Now, when I say we didn't sign up for anything , that doesn't mean we're gonna be sitting around (much to my childrens' chagrin). The plan is to work hard (and play hard too), and do things together. Why sign them up for a sewing class when we can do a sewing project together at home? Why send them to a volleyball camp when I can teach them myself (I kid...I don't have coordination worth beans...sometimes I crack myself up...no volleyball this summer).

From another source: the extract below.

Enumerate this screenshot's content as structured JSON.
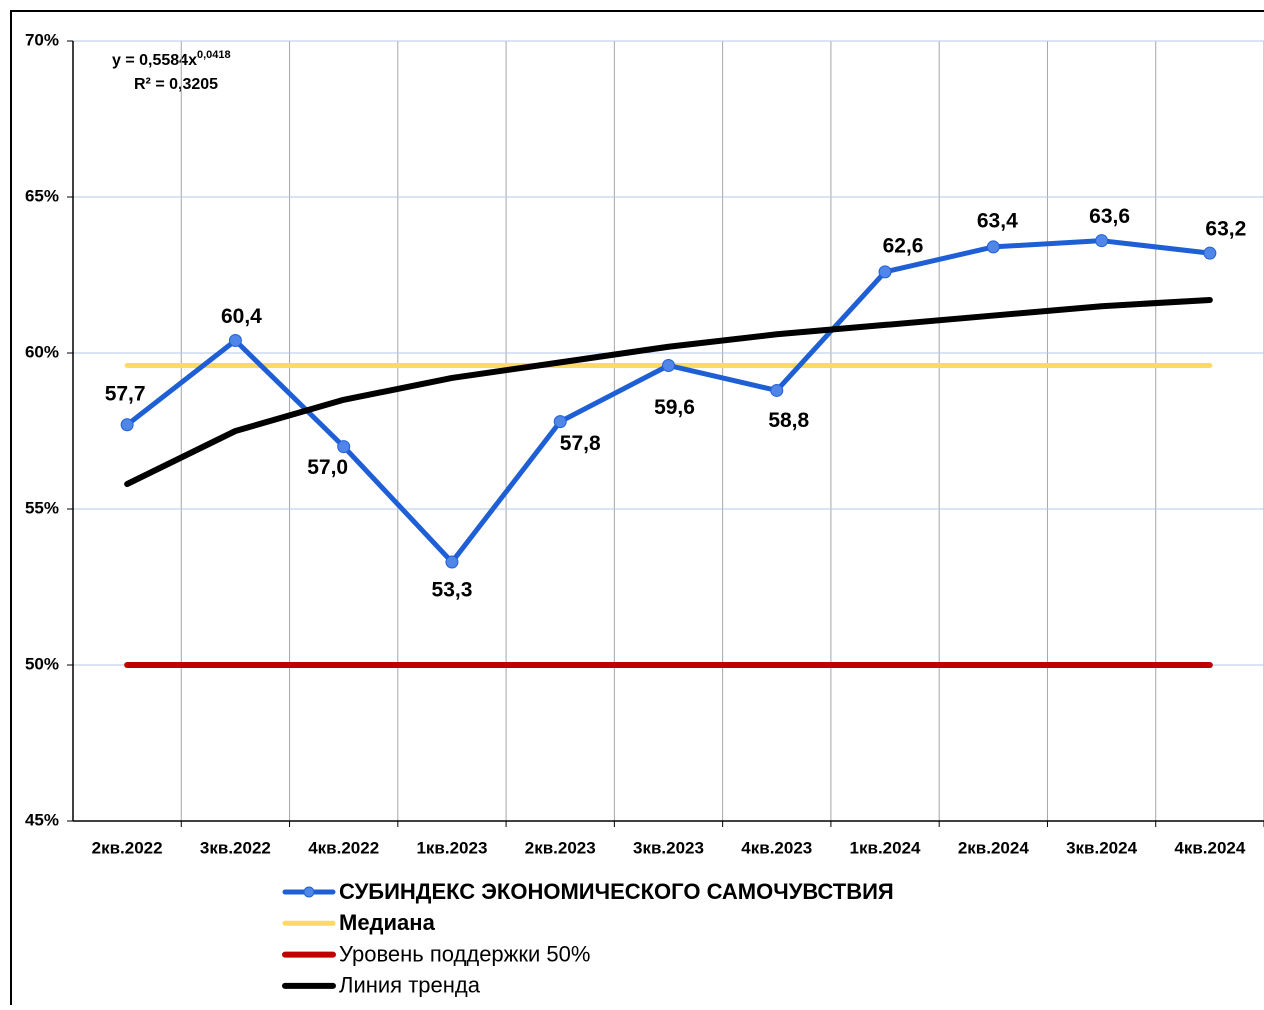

I have my summer bucket list all ready to go:
--paint the garage and put up some organizational stuff for each kid to have a "place" for their outside stuff out there (Max and I are doing this one together) --clean out and organize all the closets (the girls and I are on task on these) --watch Les Miserables with the older kids (check...did that last night...love that show and the message it gives) --sew aprons and pillows with Elle and Grace (teach them to really sew) --learn six hymns (I want my piano-playing kids to each learn six, but I'm planning to join them this year and to learn six myself) --potty train Lucy (I'm scared) --make a blurb book (this one has been on my summer list for the past two years, but man alive I want to do that this summer) --have our own science camp --Read "the care and keeping of you" with my older girls (I've heard it's good and I want to open an avenue for discussion about all that stuff) --make a volcano with my kids (I know, random, but got this kit at Marshalls and thought it'd be fun) --teach each of my kids to cook three new meals --do secret service projects for people we think of who might need help --start the kids on daily "tutor time" with Lucy (I'm having them each teach her something new this summer...things like how to get dressed by herself, how to hold her pen right, etc.) --read the parenting books I have gathering dust sitting by my bed --take each child on a special lunch date all by themselves at least once this summer
We have a schedule all drawn up and ready to go (at least for the days when we're home this summer).
No friends until after all morning routine stuff is done (practicing, swimming laps, goals worked on, zones cleaned, etc.)
This may sound too serious for lazy summer days, but I'm all about working hard. That makes the times when we are playing hard all the better. (And believe me, we have some fun things coming up this summer.)
At the beginning of each summer our kids set their own lists of goals (we did this growing up...another nifty idea from my parents). They work hard on them and earn something special they've been working hard toward at the end of the summer. They usually write these goals all dolled-up on poster boards to check off as they go (click here to see what I'm talking about).
But this year Dave is in charge. And you know what that means? It means they're ultra-organized. He took each of the kids aside for a little interview yesterday and had them make up their goals on calendars so they could keep track of what they needed to do each day through the summer, depending on where we are physically at the time. They can earn things depending on how hard they work, and how much they get done. Their summer goals are tough, and I like that.(Have I mentioned I love Dave? Just wondering.)
Every family does summer so different. I loved reading my sister's ideas here and here (she's chock full of all kinds of great ideas...I love how she really teaches her kids). I'd love to hear other ideas people have to make the most out of my favorite time of the year: summer.